French ultralight aircraft

The Orel VH2 Streamline is a French ultralight aircraft that was designed by Jean-Francois Boudet and is under development by Orel Aircraft of Selles-Saint-Denis, introduced at the AERO Friedrichshafen show in 2015. The aircraft will be supplied complete and ready-to-fly.

==Design and development==
The VH2 Streamline was designed to comply with the Fédération Aéronautique Internationale microlight rules. It features a cantilever low-wing, low-mounted tailplane, an enclosed cockpit with two-seats-in-side-by-side configuration under a bubble canopy, fixed tricycle landing gear and a single engine in tractor configuration.

The aircraft is made from carbon fibre. Its 9.0 m span elliptical wing has an area of 9.6 m2 and mounts flaps. It has an electrically-operated canopy and a side-stick controller. The cockpit width is 110 cm. The standard engine used is the 100 hp ULPower UL260i four-stroke powerplant.

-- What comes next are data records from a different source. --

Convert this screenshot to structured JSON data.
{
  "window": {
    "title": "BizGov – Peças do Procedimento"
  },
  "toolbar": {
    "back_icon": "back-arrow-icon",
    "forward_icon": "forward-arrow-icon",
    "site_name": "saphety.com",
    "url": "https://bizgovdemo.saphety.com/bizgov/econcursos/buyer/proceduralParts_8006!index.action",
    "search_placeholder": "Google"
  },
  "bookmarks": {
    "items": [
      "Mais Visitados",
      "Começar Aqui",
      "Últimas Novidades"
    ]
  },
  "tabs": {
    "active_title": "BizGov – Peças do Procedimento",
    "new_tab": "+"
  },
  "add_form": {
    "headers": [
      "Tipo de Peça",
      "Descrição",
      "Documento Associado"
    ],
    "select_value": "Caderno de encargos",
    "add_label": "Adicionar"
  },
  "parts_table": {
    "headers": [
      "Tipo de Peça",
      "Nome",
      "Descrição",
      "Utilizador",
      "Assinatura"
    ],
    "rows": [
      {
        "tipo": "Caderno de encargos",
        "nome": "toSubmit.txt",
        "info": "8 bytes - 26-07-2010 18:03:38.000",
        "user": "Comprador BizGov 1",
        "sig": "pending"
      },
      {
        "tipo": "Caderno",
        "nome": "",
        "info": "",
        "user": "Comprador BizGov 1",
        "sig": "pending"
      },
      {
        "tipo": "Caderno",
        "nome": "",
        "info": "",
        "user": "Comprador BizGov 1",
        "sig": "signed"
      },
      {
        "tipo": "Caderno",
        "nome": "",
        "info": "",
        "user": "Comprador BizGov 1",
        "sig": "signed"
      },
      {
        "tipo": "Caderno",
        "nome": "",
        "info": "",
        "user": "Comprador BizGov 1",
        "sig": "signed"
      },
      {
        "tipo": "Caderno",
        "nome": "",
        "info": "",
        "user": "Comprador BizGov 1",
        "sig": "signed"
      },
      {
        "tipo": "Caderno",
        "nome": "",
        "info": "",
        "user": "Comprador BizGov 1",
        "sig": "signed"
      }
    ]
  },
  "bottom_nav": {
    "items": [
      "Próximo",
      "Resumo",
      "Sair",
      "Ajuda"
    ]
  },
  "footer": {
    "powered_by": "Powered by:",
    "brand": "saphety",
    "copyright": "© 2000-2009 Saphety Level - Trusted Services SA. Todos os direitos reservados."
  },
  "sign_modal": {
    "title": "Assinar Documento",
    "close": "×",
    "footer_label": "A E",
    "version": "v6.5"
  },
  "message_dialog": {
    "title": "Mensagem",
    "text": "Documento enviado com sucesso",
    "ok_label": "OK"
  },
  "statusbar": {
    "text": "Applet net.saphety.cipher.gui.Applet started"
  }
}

As of 2015 the company was looking for a partner to bring the aircraft to production.

==Variants==
- VH2 Streamline
Model with fixed landing gear, 100 hp ULPower UL260i engine, 472.5 kg gross weight, first flown in 2014. To be sold complete and ready to fly.
- VH2X Streamline
Proposed model with retractable landing gear, 200 hp engine, 650 kg gross weight, not yet flown. To be sold as a quick-build kit for amateur construction.